PRA NÃO VER A HORA PASSAR
O relógio de parede cuco é uma herança de família. Foi nele que aprendi a ler as horas com avô Simão. Recebido como presente de casamento dos meus pais em 1950, ele cantou as horas e meias horas, por anos e anos, na residência deles. Lembrando de sua constante companhia no belo tempo que morei com meus pais, fiz uma canção pra homenageá-lo, chamada A Hera e o Cuco. “No telhado uma hera que era e continua sendo aérea. Na parede um aéreo que anda e continua sendo aéreo. Uma hera que era, e continua sendo hera. Um aéreo que o tempo muda. E não deixa de ser.”

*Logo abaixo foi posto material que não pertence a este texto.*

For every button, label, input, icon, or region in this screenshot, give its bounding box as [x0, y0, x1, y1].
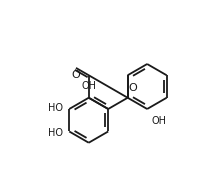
Text: HO: HO — [48, 103, 63, 113]
Text: OH: OH — [151, 116, 167, 126]
Text: O: O — [128, 83, 137, 93]
Text: O: O — [72, 70, 80, 80]
Text: OH: OH — [81, 81, 96, 91]
Text: HO: HO — [48, 128, 63, 138]
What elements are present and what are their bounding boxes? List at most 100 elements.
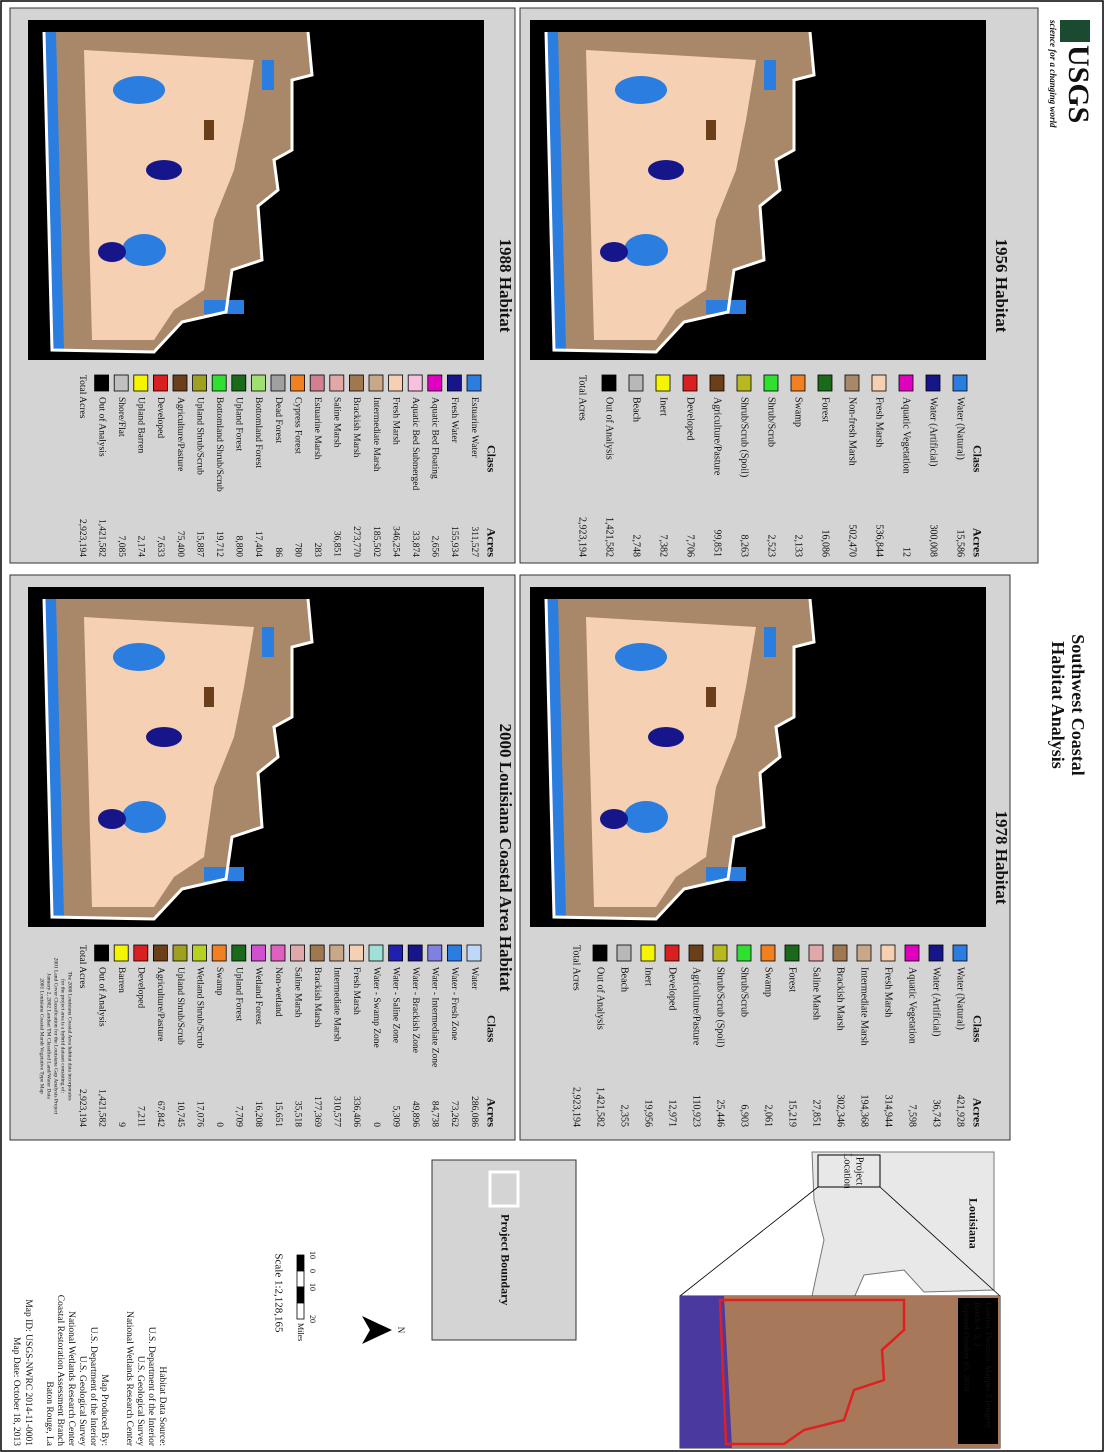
legend-acres: 75,400 (175, 531, 185, 557)
legend-total-acres: 2,923,194 (571, 1087, 582, 1127)
legend-acres-header: Acres (970, 528, 984, 557)
legend-swatch (926, 375, 940, 391)
map-layout: USGSscience for a changing worldSouthwes… (0, 0, 1104, 1452)
project-location-label: Project (854, 1157, 865, 1186)
legend-swatch (349, 945, 363, 961)
logo-mark (1060, 20, 1090, 42)
legend-swatch (349, 375, 363, 391)
legend-note: 2001 Louisiana Coastal Marsh Vegetative … (39, 978, 45, 1094)
legend-acres: 6,903 (739, 1105, 750, 1128)
legend-class-header: Class (484, 445, 498, 473)
scale-tick: 10 (308, 1251, 317, 1259)
legend-acres: 194,368 (859, 1095, 870, 1128)
legend-class: Shrub/Scrub (739, 967, 750, 1017)
legend-class: Upland Shrub/Scrub (194, 397, 204, 475)
legend-acres-header: Acres (970, 1098, 984, 1127)
poster-title: Habitat Analysis (1048, 641, 1068, 769)
legend-swatch (791, 375, 805, 391)
legend-swatch (602, 375, 616, 391)
legend-swatch (683, 375, 697, 391)
legend-acres: 9 (116, 1122, 126, 1127)
legend-class: Water (Natural) (955, 967, 966, 1030)
legend-acres-header: Acres (484, 1098, 498, 1127)
legend-swatch (212, 945, 226, 961)
legend-swatch (785, 945, 799, 961)
legend-swatch (95, 375, 109, 391)
legend-class: Agriculture/Pasture (175, 397, 185, 471)
legend-swatch (593, 945, 607, 961)
legend-acres: 2,133 (793, 535, 804, 558)
legend-swatch (899, 375, 913, 391)
legend-class: Intermediate Marsh (859, 967, 870, 1046)
legend-acres: 7,382 (658, 535, 669, 558)
legend-acres: 7,598 (907, 1105, 918, 1128)
poster-title: Southwest Coastal (1068, 634, 1088, 776)
legend-class: Swamp (214, 967, 224, 996)
legend-acres: 86 (273, 548, 283, 558)
imagery-label: Bands 4, 5, 3 (973, 1302, 983, 1347)
scale-ratio: Scale 1:2,128,165 (272, 1253, 284, 1333)
legend-swatch (447, 945, 461, 961)
map-id: Map ID: USGS-NWRC 2014-11-0001 (23, 1299, 33, 1446)
legend-swatch (291, 375, 305, 391)
credit: Coastal Restoration Assessment Branch (55, 1295, 65, 1446)
legend-class: Developed (667, 967, 678, 1010)
legend-swatch (134, 375, 148, 391)
legend-swatch (818, 375, 832, 391)
north-label: N (396, 1327, 406, 1334)
legend-acres: 273,770 (351, 526, 361, 557)
legend-total-label: Total Acres (77, 945, 87, 989)
legend-swatch (428, 375, 442, 391)
legend-acres: 286,086 (469, 1096, 479, 1127)
credit: U.S. Department of the Interior (88, 1327, 99, 1447)
legend-acres: 35,518 (292, 1101, 302, 1127)
legend-acres: 1,421,582 (96, 519, 106, 557)
legend-note: for the project area is a hybrid dataset… (60, 979, 67, 1094)
legend-swatch (617, 945, 631, 961)
legend-swatch (232, 945, 246, 961)
legend-swatch (408, 375, 422, 391)
habitat-map (28, 20, 484, 360)
legend-acres: 300,008 (928, 525, 939, 558)
legend-swatch (881, 945, 895, 961)
legend-acres: 336,406 (351, 1096, 361, 1127)
legend-class: Fresh Marsh (883, 967, 894, 1017)
credit: National Wetlands Research Center (124, 1311, 134, 1447)
legend-class: Saline Marsh (332, 397, 342, 448)
legend-class: Swamp (793, 397, 804, 427)
legend-swatch (953, 945, 967, 961)
legend-acres: 780 (292, 543, 302, 558)
legend-acres: 314,944 (883, 1095, 894, 1128)
legend-acres: 502,470 (847, 525, 858, 558)
legend-swatch (872, 375, 886, 391)
legend-swatch (369, 945, 383, 961)
legend-class: Out of Analysis (96, 397, 107, 457)
landsat-land (704, 1296, 1000, 1448)
legend-class: Brackish Marsh (835, 967, 846, 1031)
legend-class: Water (Artificial) (928, 397, 939, 466)
legend-class: Aquatic Bed Floating (430, 397, 440, 479)
legend-swatch (953, 375, 967, 391)
legend-total-acres: 2,923,194 (77, 519, 87, 557)
legend-class: Bottomland Forest (253, 397, 263, 468)
legend-swatch (629, 375, 643, 391)
legend-class: Water - Saline Zone (390, 967, 400, 1043)
scale-segment (297, 1287, 304, 1303)
legend-class: Barren (116, 967, 126, 993)
legend-total-acres: 2,923,194 (77, 1089, 87, 1127)
legend-swatch (193, 945, 207, 961)
legend-class-header: Class (970, 1015, 984, 1043)
legend-acres: 12,971 (667, 1100, 678, 1128)
legend-swatch (665, 945, 679, 961)
legend-class: Intermediate Marsh (371, 397, 381, 472)
legend-note: The 2000 Louisiana Coastal Area habitat … (67, 971, 73, 1100)
legend-acres: 7,211 (136, 1106, 146, 1127)
legend-acres: 19,956 (643, 1100, 654, 1128)
legend-swatch (764, 375, 778, 391)
legend-class: Water (469, 967, 479, 990)
legend-swatch (710, 375, 724, 391)
legend-class: Shrub/Scrub (Spoil) (739, 397, 750, 477)
legend-acres: 2,174 (136, 536, 146, 558)
legend-class: Saline Marsh (811, 967, 822, 1020)
scale-unit: Miles (296, 1323, 305, 1341)
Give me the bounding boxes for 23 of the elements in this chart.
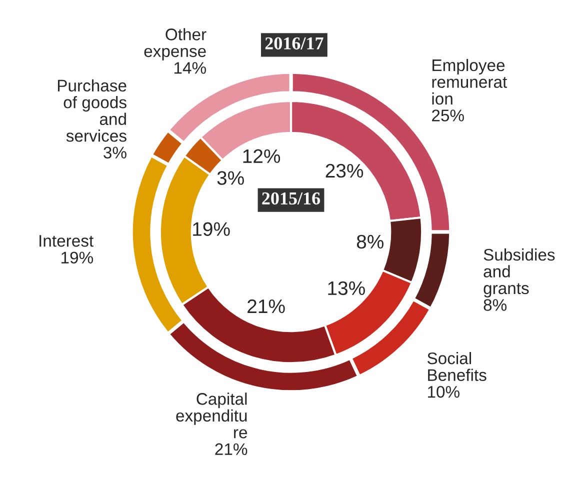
data-label: 23%	[326, 164, 364, 178]
data-label: 3%	[217, 171, 244, 185]
data-label: 12%	[243, 149, 280, 163]
data-label: 10%	[428, 386, 460, 398]
data-label: 3%	[104, 146, 126, 159]
slice-label: Subsidies and grants	[484, 248, 555, 298]
data-label: 21%	[215, 443, 248, 456]
slice-label: Capital expenditu re	[176, 392, 248, 438]
data-label: 19%	[62, 252, 94, 264]
data-label: 8%	[484, 299, 507, 311]
slice-label: Employee remunerat ion	[432, 58, 508, 105]
data-label: 14%	[174, 62, 206, 74]
data-label: 19%	[193, 222, 230, 236]
data-label: 8%	[356, 234, 384, 249]
slice-label: Interest	[40, 235, 94, 247]
slice-label: 2016/17	[265, 37, 324, 50]
data-label: 21%	[248, 299, 285, 314]
slice-label: Other expense	[144, 28, 206, 60]
slice-label: 2015/16	[262, 192, 320, 205]
data-label: 25%	[432, 110, 464, 122]
slice-label: Purchase of goods and services	[58, 79, 126, 142]
data-label: 13%	[328, 281, 365, 296]
slice-label: Social Benefits	[427, 352, 486, 382]
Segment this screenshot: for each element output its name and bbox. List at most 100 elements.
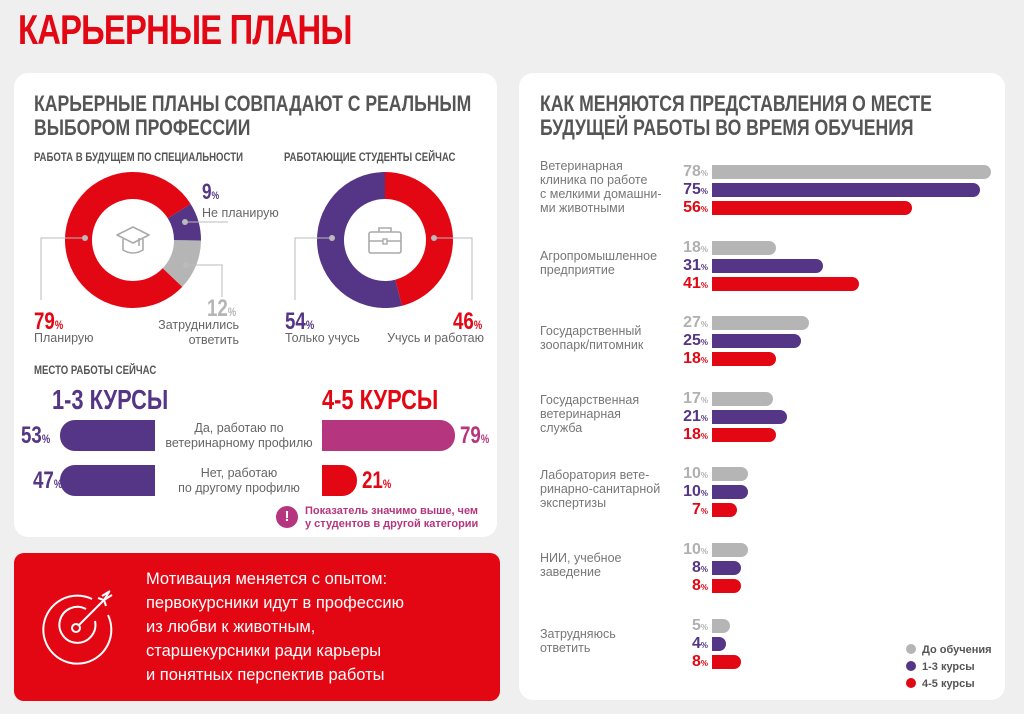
unit: % — [701, 356, 708, 365]
value: 10 — [683, 541, 701, 558]
label-line1: Затруднились — [158, 318, 239, 332]
note-line2: у студентов в другой категории — [305, 518, 478, 530]
bar — [712, 316, 809, 330]
donut2-label-only-study: Только учусь — [285, 331, 360, 346]
category-label: ответить — [540, 641, 590, 655]
label-line2: ветеринарному профилю — [165, 436, 312, 450]
workplace-subtitle: МЕСТО РАБОТЫ СЕЙЧАС — [34, 363, 156, 377]
data-label: 8% — [668, 561, 708, 577]
category-label: ветеринарная — [540, 407, 621, 421]
label-line1: Нет, работаю — [201, 466, 278, 480]
category-label: Лаборатория вете- — [540, 468, 649, 482]
donut1-value-not-planning: 9% — [202, 179, 219, 205]
label-line1: Да, работаю по — [194, 421, 283, 435]
category-label: экспертизы — [540, 496, 606, 510]
donut1-label-undecided: Затруднились ответить — [150, 318, 239, 348]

Pelo fato de que o canto do cuco dá eco na sala do meu ap., não dou corda e nem balanço mais o pêndulo do cuco para ele funcionar. Porém tive a gratidão de não deixá-lo parado sozinho. Sua casinha, com o morador dentro lógico, está pendurada numa parede da sala, ao lado de dois quadros de pássaros lindamente pintados pelo tio Milton Leão. Exceto pela dúvida que acontecia quando ele repetia o mesmo e único “cuco” para as 12h30, depois 1 hora e 1hora e meia, suas cucadas meiahorísticas me deixavam atento para a passagem e controle do tempo. E raramente eu perdia a hora de algum compromisso ou consulta médica.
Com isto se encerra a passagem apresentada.